Paraxial Gaussian Beam Analysis

  • 3 February 2020
  • 4 replies
  • 125 views

Userlevel 1

Hello,



I have a very simple system consisting just of a paraxial lens in sequential mode.

Using the paraxial gaussian beam analysis mode I discovered that the M2-value does not have impact on Rayleigh range

of the beam. How can this be? From my understanding z_Rayleigh is proportional to 1/M².


https://www.primes.de/en/company/latest-news/what-aposs-new/new-detail/items/primestime-01-17-74.html



Looking into the manual I did not find any information what Zemax exactly calculates if M2>1.



Best regards

Dirk



 



4 replies

Userlevel 7
Badge +3
Hey Dirk,



This is an old discussion that has gone on as long as we've had this feature. The problem is that M^2 defines how much larger the beam size is compared to the embedded beam. Whether that size increase is due to the Rayleigh range changing, or the beam divergence changing is not stated explicitly. You can scale both of them by M, one of them by M^2, or one by any number and the other by its reciprocal times M2. 



What we do in the code is defined in the documentation:







In other words, we scale the beam size and divergence angle by M. We chose that because beam size and divergence angles are the most commonly measured parameters, but it is inherently ambiguous as to what is 'really' changing.
Userlevel 1
Hello Mark,



thanks for your answer.



Can you tell me on which page this is decribed in Siegman's famous book "Lasers"? Or can you tell me the name of the Siegman paper to which you relate?



From my point of view an undependency between rayleigh range and M2 does not make sense if you have aberrated (M²>1) TEM00 laser beams. Also the ISO norm which describes how to measure M² of TEM00 laser beams uses the formula where zR ~ 1/M².



Regards

Dirk  
Userlevel 2
Badge +1
Hi Dirk, 



Allow me to jump in here for Mark.
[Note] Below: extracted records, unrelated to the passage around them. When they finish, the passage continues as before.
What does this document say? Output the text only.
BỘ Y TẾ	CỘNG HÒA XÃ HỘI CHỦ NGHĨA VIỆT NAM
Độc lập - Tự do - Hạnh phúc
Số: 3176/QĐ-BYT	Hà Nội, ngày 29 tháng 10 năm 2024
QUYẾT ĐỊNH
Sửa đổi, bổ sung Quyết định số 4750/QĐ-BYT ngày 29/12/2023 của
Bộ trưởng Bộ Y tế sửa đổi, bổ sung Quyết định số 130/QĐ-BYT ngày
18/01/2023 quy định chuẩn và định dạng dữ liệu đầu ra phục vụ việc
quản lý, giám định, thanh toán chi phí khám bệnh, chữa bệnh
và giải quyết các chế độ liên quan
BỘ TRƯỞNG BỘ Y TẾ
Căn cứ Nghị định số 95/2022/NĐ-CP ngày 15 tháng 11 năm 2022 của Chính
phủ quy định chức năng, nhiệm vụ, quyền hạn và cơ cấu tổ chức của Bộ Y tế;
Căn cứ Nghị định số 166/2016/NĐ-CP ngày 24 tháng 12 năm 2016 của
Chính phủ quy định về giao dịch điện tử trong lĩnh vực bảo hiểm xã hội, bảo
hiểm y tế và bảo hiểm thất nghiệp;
I just did a little digging on this, and I believe that the paper you'll want to take a look at is "How to (Maybe) Measure Laser Beam Quality," from OSA's 1997 Annual Meeting. The section of interest should be "The 'embedded gaussian' picture." I couldn't find anything nearly as explicit in Siegman's Lasers.  



Siegman does identify some "Practical Problems with M^2" in the above paper, so I'd be interested to hear your additional thoughts on your comments about the Rayleigh range and M^2 above. Did you mean "independency" here?



Cheers,

Nick

@Mark.Nicholson

 Hello Mark,

I read your article about M2 definition in zemax, which I think is very good.
    1. I try to deduce the relationship between M2 and the waist size and the waist. I multiply the formula of the waist size by M, and the result is basically the same as the result of the Paraxial Gaussian Beam Data in ZEMAX. Is my formula correct?
    2. Another question, waist (in physical optics propagation) = waist size or waist (Paraxial Gaussian Beam data)? I don't really understand the difference between waist size and waist.